Carol Bayley served as the ethicist at Mercy Health Services in Michigan, where she led clinical-ethics programs in seventeen acute-care hospitals; before she retired last year, she was the vice president for ethics-and-justice education at Dignity Health, a multi-hospital system in several states. Bayley calls it an “unfounded fear” that Catholic hospitals will be strong-armed into performing gender-transition surgery, in large part because it’s a complicated surgery done in specialized medical centers. Even so, the ethical and moral reasoning Catholic hospitals might apply in cases like these is important to think about, and not just hypothetically. “There are layers when it comes to the application of Catholic moral reasoning, and the message Catholic hospitals send to the world is a part of that,” Bayley says. Procedures known as “bottom surgery” consist of refashioning the urinary and reproductive structures into those of the new sex. Catholics hospitals do not perform this surgery because it renders the person incapable of using their sexual organs to procreate, which qualifies as sterilization, a procedure that violates church teaching. But “top surgery”—a mastectomy for female-to-male transpersons or breast augmentation for male to female transpersons—is permissible, because of the largely cosmetic nature of that procedure. Catholic hospitals also provide breast augmentation surgery to heterosexual women for aesthetic reasons. Yet even where bottom surgery is concerned, Bayley argues, a long-used tool of moral reasoning—the principle of double effect—could help provide a framework for discerning whether a negative outcome is morally permissible when it is foreseen but not intended. In the case of bottom surgery, the unintended outcome—sterilization—is not the reason people seek out the procedure, she notes; in fact, many transgender people don’t want to lose the reproductive function.

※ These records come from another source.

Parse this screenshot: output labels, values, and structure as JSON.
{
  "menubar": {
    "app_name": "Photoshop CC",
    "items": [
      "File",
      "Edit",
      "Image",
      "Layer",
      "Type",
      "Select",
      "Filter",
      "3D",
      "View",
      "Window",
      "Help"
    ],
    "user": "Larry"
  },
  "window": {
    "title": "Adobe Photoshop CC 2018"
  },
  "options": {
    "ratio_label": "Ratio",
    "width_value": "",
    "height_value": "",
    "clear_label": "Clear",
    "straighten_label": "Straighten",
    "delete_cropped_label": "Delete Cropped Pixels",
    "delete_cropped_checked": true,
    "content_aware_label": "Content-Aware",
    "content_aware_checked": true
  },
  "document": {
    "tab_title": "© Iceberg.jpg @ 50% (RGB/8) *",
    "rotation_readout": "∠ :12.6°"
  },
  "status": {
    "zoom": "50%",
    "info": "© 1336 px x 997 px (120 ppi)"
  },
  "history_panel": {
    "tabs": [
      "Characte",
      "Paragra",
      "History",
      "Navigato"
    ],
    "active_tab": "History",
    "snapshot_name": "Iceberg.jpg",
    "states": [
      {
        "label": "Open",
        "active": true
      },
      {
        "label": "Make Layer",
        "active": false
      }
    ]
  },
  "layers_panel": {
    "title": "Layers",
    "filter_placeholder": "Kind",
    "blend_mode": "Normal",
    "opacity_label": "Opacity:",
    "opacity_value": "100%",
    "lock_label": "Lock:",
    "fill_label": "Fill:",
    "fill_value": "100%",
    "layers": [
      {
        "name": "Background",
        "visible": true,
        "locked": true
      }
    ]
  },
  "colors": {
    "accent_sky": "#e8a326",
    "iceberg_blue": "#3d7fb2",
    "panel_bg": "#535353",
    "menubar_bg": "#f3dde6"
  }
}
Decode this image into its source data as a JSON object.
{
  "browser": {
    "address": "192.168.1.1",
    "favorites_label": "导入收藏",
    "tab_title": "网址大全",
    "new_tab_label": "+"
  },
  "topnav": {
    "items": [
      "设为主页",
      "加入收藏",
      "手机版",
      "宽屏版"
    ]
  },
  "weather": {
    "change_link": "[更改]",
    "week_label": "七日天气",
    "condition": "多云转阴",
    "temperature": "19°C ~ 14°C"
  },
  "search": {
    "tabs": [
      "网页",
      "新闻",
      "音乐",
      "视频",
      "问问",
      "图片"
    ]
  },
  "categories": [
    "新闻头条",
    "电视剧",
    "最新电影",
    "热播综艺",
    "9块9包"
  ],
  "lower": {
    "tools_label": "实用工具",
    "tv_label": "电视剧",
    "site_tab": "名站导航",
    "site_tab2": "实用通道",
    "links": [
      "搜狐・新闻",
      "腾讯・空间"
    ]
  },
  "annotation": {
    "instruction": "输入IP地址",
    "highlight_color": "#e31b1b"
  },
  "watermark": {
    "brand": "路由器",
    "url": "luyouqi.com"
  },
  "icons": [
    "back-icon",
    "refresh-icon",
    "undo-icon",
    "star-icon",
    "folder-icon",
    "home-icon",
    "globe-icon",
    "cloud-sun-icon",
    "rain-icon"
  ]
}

A theologian who knows her way around the moral tradition could potentially find an argument for bottom surgery in some cases. “But,” Bayley says, “that also brings another discussion about whether a Catholic hospital should or could do this, and that would have to take into account the teaching authority of the bishops.” Most importantly, church leaders have a lot to learn about transgender people. “In the best of the church’s tradition, when we want to do something for poor people, we go out and listen to them,” Bayley says. “You can’t just do this in your head. You have to talk to real people. Regardless of whether we ever lift a scalpel to help a transperson in a physiological way, Catholic hospitals need to welcome them. As a church we have a set of values to do this. If bishops could use their teaching authority and remind Catholic hospitals of their call to receive everyone and welcome the stranger that would be very significant.”